Application of physiologic models to predict the influence of changes in body composition and blood flows on the pharmacokinetics of fentanyl and alfentanil in patients

Background: The influence of changes in the physiologic state of a patient on the disposition of fentanyl and alfentanil is poorly understood. The aims of this study were to determine whether physiologic pharmacokinetic models for fentanyl and alfentanil, based on data from rats, could predict plasma concentrations of these opioids in humans and to determine how changes in physiology would influence the predictions of their disposition. Methods: The predictions of the models were tested against plasma concentration data from published pharmacokinetic studies. The influences of changes in body composition, cardiac output, and regional blood flows on the disposition of the opioids were simulated.
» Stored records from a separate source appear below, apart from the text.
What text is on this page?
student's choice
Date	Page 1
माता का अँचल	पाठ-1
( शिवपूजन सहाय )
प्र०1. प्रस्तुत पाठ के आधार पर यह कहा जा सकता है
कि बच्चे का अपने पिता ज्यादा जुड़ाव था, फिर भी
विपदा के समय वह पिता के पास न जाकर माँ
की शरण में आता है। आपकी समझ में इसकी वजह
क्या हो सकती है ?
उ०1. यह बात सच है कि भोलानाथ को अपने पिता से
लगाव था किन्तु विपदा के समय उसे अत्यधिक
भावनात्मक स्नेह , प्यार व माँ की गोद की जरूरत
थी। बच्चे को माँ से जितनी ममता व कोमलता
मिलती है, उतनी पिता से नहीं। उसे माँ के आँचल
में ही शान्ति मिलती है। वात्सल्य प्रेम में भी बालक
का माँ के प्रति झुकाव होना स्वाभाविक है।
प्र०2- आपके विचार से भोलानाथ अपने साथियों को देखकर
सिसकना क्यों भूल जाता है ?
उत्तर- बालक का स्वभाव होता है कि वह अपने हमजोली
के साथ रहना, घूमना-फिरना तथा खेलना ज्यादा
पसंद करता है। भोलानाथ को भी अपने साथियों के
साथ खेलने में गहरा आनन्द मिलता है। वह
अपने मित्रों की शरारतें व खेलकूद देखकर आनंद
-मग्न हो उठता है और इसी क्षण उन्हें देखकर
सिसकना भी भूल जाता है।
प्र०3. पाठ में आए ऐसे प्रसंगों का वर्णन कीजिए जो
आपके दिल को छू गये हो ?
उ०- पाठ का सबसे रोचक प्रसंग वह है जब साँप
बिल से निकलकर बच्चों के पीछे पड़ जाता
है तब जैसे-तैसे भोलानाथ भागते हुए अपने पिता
Results: The models could predict independently measured plasma concentrations of the opioids after short infusions in humans, Simulations then predicted that differences in body composition between men and women would have little influence on the pharmacokinetics of the opioids. Changes in cardiac output would affect drug redistribution, and consequently the early decay of the plasma concentrations, but not markedly influence rates of elimination. Further, the clearance of the opioids would decrease and their volumes of distribution increase with the age of the patient, but this would only marginally affect the early disposition of the drugs. Even large fluctuations in peripheral or hepatic blood flows would have modest effects on arterial plasma concentrations of the opioids, and sudden "postoperative" increases in peripheral blood flows mould cause minor secondary plasma concentration peaks. Conclusions: The ability of the physiologic models to predict plasma concentrations of fentanyl and alfentanil in humans was confirmed. When changes in physiologic condition were simulated, effects on the pharmacokinetics of the opioids with possible implications for dosing were obtained only if cardiac output was varied over a wide range.